Vagrant PHP and PuPHPet is the Dogs Bollocks!


Posted by Andrew McCombe on Tue May 21, 2013

In The Beginning…

I’ve been a PHP Web Developer for a long long time and have spent many hours setting up development environments in order to practice my trade. From full blown towers running full cdrom installations of RedHat 6.2 through to a laptop running FreeBSD and then Slackware. I used to compile the LAMP stack from source, eventually ending up with a huge install script that would wget the latest Apache, MySQL and PHP sources, compile them, make and install.

However, over the years this got tedious and I eventually settled for running Ubuntu server on a VirtualBox Virtual Machine and installing the LAMP stack via ‘Tasksel’. Everything was fine; I could use my years of Linux Sysadmin skills to create new MySQL databases, add new websites, configure Apache and install other cool new stuff too (like Solr). Then the world moved on and my VM was outdated and I couldn’t reliably develop for the latest PHP.

Enter Vagrant…

I didn’t really feel like going through the hassle of installing a newer distro version, setting up all the sites and users etc so I began to look around for an alternative. Vagrant looked perfect and I played with it for a while but couldn’t get a full development environment up and running without either manually installing the LAMP stack from scratch and losing it the next time I ran ‘vagrant destroy’ or spending hours trying to set up some Puppet manifests to do the job for me. I want to develop my site, not spend a lifetime getting a development environment perfect.

…and PuPHPet

Lucky for me then that Juan Treminio took the trouble to do all this work and make it available on Github.
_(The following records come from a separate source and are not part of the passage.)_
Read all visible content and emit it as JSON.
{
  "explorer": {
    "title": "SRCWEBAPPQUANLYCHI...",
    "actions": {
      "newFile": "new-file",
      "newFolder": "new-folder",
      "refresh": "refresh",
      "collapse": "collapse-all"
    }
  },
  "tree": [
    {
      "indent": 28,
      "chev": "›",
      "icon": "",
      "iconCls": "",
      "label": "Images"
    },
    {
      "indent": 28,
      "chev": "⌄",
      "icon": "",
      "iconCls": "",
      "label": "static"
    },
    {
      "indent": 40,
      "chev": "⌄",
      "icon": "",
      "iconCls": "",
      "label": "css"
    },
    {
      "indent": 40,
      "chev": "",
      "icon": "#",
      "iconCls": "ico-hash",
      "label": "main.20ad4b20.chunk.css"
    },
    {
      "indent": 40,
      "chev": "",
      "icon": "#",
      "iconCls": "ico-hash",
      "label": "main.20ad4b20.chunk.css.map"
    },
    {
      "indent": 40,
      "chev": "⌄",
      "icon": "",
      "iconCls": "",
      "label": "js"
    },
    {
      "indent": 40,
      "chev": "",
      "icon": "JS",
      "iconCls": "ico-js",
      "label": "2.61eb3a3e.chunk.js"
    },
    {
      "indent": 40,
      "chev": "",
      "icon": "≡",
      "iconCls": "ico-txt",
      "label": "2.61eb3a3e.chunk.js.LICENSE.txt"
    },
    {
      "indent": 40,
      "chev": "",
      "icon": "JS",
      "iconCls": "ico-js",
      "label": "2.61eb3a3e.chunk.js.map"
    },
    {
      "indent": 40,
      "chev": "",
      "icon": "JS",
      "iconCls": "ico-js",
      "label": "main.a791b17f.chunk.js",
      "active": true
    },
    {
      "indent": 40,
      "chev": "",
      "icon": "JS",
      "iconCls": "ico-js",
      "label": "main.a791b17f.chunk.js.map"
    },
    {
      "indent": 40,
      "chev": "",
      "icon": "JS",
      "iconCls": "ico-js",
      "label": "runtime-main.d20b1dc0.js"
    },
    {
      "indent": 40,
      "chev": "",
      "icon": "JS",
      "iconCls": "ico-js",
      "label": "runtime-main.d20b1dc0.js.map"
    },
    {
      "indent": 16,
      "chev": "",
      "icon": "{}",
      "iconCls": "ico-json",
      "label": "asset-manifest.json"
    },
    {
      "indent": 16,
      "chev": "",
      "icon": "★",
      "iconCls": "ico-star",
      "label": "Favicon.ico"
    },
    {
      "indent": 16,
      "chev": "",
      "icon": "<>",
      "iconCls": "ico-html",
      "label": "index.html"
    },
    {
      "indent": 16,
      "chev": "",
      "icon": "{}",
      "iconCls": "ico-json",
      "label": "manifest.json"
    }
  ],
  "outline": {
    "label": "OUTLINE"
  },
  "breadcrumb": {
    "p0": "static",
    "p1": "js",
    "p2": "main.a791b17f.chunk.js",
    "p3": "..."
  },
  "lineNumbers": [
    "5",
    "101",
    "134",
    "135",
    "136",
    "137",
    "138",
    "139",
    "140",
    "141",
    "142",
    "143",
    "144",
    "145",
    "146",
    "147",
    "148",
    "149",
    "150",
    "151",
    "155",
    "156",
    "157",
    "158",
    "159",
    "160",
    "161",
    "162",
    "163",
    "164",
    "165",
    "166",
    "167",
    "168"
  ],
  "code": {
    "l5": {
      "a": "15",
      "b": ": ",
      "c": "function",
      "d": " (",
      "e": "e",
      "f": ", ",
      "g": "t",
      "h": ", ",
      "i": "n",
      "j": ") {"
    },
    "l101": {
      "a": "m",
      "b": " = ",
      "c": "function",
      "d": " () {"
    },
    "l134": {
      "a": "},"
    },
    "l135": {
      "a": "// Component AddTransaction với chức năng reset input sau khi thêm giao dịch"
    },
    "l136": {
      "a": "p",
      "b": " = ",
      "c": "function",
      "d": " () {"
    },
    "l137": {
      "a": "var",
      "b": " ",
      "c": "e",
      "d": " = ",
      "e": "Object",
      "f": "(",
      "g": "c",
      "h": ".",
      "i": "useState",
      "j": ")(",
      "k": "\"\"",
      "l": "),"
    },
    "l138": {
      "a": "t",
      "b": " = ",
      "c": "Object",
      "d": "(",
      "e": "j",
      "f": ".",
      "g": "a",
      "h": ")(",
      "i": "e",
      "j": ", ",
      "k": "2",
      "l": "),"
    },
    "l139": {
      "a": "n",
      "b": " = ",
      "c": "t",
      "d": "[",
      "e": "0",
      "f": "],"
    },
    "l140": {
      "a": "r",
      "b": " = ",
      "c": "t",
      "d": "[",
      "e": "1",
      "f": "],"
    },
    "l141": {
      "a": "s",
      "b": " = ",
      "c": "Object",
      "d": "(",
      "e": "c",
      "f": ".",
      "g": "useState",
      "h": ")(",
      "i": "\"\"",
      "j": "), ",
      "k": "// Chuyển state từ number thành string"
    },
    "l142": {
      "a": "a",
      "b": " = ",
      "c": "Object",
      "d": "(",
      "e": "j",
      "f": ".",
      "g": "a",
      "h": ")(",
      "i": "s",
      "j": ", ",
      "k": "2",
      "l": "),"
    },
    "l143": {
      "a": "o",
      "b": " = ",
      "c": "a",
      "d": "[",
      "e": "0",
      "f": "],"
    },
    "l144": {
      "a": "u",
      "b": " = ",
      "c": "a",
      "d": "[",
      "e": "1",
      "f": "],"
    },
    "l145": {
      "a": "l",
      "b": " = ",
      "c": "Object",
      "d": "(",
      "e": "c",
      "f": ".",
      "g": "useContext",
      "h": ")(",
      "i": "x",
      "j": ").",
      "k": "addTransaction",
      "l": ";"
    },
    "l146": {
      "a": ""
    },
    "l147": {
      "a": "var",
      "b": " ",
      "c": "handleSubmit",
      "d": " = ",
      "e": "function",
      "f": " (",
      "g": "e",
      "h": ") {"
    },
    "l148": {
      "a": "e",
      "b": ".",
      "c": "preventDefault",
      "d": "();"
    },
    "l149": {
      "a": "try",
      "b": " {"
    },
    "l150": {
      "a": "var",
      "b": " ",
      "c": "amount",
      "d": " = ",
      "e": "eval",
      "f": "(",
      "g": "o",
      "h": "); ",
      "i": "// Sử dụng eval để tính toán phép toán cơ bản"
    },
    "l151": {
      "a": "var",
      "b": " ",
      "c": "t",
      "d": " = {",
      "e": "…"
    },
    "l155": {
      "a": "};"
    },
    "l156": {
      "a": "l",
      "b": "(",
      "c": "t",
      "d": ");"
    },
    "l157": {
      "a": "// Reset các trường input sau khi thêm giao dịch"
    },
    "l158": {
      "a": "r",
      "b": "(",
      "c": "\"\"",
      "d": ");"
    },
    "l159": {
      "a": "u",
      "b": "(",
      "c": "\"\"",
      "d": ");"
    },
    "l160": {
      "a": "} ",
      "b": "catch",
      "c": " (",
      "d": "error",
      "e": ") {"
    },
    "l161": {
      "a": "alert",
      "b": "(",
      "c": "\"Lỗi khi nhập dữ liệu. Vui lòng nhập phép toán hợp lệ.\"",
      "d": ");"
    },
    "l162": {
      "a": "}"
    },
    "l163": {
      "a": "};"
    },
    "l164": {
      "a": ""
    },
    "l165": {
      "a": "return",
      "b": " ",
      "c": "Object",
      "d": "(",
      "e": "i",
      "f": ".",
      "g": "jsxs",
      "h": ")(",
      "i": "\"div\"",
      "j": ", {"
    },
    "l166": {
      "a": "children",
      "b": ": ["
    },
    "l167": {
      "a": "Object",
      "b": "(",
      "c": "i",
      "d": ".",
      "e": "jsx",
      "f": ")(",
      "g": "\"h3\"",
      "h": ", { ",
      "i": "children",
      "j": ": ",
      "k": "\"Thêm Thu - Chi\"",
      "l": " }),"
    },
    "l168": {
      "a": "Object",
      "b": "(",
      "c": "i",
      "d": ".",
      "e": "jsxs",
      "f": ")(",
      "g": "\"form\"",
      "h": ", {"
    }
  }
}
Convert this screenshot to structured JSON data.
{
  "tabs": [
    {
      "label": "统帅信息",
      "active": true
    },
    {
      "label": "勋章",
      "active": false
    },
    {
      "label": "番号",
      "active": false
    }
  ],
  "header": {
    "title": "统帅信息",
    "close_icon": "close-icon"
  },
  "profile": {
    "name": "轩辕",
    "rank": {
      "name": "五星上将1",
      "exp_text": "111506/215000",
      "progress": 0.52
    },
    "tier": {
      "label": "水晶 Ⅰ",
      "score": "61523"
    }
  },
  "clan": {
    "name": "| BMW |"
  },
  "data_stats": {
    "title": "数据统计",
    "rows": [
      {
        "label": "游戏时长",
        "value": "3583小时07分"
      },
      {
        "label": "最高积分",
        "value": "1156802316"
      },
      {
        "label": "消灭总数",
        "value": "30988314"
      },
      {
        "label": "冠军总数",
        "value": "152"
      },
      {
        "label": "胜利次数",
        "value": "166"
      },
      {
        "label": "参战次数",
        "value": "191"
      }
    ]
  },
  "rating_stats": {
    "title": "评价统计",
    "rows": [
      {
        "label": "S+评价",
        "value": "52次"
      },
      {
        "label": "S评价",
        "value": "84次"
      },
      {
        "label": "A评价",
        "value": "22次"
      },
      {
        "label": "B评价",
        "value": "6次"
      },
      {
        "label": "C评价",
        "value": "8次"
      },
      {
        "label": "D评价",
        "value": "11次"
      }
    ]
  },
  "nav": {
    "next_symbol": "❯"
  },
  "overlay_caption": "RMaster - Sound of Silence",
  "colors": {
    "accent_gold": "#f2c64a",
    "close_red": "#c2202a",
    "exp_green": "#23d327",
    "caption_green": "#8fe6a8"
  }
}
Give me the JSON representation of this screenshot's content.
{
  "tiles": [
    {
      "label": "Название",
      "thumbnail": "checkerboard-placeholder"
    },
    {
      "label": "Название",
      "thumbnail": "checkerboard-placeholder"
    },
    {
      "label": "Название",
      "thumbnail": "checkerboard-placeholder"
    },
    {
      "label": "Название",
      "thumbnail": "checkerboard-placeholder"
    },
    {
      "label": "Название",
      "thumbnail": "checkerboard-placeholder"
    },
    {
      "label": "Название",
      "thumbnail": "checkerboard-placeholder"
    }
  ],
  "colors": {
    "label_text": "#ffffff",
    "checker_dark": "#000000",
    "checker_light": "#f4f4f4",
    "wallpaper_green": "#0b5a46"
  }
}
Not only has he uploaded his Puppet manifests but he has also created a fantastic GUI to help you get your environment set up perfectly. You can set up your Apache VirtualHosts, choose which PHP modules you’d like installing and set up MySQL databases. Once you have chosen your settings you simply download the configuration as a Zip file, extract and run ‘vagrant up’. Thats it!.

Within 10 minutes I had my current website up and running on the new Vagrant VM and have been developing on it for the past week.